Zimbabwe's President Robert Mugabe (L) and his Chinese counterpart Xi Jinping shake hands during a signing ceremony at the Great Hall of the People in Beijing, Aug. 25, 2014.

Zimbabwe in partnership with regional financiers, African Development Bank, on Thursday concluded a two-day inaugural experts meeting on inclusive growth, investment and poverty reduction.

Economic Planning Minister Obert Mpofu told Voice of America that engagement is key in resuscitating Zimbabwe’s ailing economy and the meetings were an eye opener.

“We are also as part of our deliberations through these engagements asking investors or potential investors to tell us what it is that makes them feel Zimbabwe is not attractive compared to other areas where they have invested in, and some are actually coming forward with very, very progressive views and they are giving precedencies elsewhere and we are dealing with those issues.”

Vice President Emmerson Mnangagwa officially opened the meeting Tuesday calling for more investor-friendly policies from the government.

Mnangagwa also said prospects for Harare are looking good as international financial institutions are showing a willingness to engage Harare.

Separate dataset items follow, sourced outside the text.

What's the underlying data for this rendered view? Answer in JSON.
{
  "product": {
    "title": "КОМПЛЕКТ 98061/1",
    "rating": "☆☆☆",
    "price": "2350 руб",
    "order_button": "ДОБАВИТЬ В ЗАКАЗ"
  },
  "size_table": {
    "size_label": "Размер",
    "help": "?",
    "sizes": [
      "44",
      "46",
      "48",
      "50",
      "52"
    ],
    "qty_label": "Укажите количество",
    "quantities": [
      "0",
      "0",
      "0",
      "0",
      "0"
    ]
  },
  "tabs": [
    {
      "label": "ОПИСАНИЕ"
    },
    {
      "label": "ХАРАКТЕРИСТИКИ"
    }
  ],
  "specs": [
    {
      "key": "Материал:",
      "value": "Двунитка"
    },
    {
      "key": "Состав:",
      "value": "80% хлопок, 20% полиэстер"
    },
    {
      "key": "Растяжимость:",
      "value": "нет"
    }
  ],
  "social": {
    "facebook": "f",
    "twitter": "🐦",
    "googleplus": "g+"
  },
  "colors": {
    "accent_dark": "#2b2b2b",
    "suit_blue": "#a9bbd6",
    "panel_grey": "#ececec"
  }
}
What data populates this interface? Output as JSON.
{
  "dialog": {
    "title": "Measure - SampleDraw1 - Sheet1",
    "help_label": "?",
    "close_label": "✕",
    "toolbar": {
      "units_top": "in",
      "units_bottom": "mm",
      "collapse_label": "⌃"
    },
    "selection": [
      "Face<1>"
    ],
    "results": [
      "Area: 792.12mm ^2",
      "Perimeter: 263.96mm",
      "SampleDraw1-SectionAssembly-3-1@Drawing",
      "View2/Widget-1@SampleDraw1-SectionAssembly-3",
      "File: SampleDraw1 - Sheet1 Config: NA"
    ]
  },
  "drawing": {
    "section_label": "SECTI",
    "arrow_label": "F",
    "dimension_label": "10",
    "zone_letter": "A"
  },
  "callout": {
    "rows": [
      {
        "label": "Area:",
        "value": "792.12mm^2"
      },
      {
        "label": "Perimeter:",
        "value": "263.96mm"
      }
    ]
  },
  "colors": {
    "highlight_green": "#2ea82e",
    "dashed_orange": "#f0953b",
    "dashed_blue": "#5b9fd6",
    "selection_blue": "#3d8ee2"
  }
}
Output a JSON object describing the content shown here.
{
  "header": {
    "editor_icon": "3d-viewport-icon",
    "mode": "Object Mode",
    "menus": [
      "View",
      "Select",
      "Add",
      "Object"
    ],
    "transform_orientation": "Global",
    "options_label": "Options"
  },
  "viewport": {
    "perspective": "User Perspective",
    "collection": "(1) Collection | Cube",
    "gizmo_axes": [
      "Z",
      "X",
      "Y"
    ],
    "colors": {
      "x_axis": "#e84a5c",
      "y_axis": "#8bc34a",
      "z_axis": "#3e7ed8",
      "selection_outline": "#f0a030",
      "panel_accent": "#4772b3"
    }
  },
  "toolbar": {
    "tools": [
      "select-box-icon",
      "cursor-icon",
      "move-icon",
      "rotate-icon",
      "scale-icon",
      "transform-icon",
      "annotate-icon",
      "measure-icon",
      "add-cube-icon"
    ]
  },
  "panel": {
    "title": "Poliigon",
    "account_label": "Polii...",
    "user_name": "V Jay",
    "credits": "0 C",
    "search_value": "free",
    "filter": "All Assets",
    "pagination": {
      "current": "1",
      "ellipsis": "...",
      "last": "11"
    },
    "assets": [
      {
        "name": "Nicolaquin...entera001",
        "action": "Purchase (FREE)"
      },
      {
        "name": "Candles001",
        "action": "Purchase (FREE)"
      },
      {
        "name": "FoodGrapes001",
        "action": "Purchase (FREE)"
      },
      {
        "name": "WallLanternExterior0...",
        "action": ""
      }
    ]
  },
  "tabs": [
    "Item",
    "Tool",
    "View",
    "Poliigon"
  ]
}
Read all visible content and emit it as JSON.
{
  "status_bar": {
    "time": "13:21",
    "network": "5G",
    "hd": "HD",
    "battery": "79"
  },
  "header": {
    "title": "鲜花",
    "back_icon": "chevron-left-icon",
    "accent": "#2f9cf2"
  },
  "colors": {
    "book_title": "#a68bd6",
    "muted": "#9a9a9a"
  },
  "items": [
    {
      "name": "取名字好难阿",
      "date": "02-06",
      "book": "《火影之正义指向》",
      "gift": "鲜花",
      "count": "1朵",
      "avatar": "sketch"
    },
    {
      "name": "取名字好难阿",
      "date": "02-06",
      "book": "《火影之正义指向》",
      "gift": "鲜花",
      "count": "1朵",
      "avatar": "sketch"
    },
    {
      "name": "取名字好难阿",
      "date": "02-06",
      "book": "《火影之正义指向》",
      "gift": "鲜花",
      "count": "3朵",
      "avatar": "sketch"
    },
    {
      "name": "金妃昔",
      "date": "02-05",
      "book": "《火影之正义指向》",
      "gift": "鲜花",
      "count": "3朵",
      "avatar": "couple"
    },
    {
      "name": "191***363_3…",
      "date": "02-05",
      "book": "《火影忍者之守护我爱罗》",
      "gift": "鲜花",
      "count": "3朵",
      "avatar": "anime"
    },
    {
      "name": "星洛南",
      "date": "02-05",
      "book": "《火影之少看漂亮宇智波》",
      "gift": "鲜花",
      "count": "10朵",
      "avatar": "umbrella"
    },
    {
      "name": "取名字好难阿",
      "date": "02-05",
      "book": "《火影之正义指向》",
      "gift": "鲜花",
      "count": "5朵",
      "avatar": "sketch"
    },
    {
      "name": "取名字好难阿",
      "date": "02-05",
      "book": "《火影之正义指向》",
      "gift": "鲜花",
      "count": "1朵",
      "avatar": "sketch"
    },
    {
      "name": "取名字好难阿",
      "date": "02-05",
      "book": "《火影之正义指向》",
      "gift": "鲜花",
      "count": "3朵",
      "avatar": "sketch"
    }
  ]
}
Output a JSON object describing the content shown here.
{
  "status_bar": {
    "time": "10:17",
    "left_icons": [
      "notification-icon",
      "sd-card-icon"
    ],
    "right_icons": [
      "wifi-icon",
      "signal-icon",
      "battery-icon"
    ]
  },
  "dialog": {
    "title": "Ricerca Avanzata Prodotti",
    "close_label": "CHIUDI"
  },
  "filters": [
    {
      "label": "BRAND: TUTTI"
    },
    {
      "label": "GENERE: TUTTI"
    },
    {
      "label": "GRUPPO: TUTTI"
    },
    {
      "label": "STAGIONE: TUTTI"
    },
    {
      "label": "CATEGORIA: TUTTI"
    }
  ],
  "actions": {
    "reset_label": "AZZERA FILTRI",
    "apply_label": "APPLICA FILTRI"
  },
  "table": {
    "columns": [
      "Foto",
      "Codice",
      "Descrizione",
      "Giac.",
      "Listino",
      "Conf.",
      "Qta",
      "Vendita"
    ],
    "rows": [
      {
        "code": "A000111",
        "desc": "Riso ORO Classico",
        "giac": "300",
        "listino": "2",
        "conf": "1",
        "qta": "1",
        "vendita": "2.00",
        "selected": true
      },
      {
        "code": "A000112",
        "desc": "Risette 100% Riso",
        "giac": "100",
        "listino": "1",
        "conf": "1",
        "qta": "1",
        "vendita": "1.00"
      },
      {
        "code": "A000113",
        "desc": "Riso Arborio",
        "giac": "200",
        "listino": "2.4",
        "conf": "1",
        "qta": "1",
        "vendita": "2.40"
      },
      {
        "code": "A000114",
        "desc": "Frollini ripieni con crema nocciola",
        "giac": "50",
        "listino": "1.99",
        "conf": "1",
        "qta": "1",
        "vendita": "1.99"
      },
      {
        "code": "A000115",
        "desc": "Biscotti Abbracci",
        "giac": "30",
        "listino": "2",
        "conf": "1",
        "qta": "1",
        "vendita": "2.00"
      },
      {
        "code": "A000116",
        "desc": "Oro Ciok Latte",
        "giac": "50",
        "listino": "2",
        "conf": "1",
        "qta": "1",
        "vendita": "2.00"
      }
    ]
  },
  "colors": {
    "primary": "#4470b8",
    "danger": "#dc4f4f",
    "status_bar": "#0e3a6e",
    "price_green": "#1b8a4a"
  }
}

But Director of the Labour and Economic Development Research Institute of Zimbabwe, Dr. Godfrey Kanyenze, says the new policy shift shows Harare’s reliance on Beijing has failed.

“I think we have had quite a long spell of isolation since 1999 when we accumulated arrears on our debt. We have been isolated from the international community and this has not helped the country because we have not been able to access concessionary lines of credit … no new lines of credit have been forthcoming into the country, we have been accessing whatever the little came into the country at very, very prohibitive interest rates.

“So, in essence Zimbabwe’s economy is on its knees, simply because we have been arrogant, we have been refusing all along to re-engage the international community. But where we have reached now, especially with the economy and the Look East Policy, where even the Chinese are also insisting that they cannot just throw good money after bad, they cannot give us money when everyone else knows we do not repay loans.”

Finance Minister Patrick Chinamasa admitted last year that China was exerting pressure on Harare to pay up its loans or risk being cut out.

Chinamasa told business leaders in Harare that Zimbabwe has had to pay millions of dollars to keep Chinese creditors at bay.

He said, “In the first six months of this year we have had to cough up $180 million, which was not in the budget, just to make ourselves look good.”

Zimbabwe’s external debt stands at about $10 billion and China alone is believed to have loaned Zimbabwe one billion dollars.

The United States of America imposed targeted sanctions on President Robert Mugabe and his top officials in 2001 for alleged human rights abuses.

Mr. Mugabe and his wife, Grace Mugabe are also on the European Union targeted sanctions list.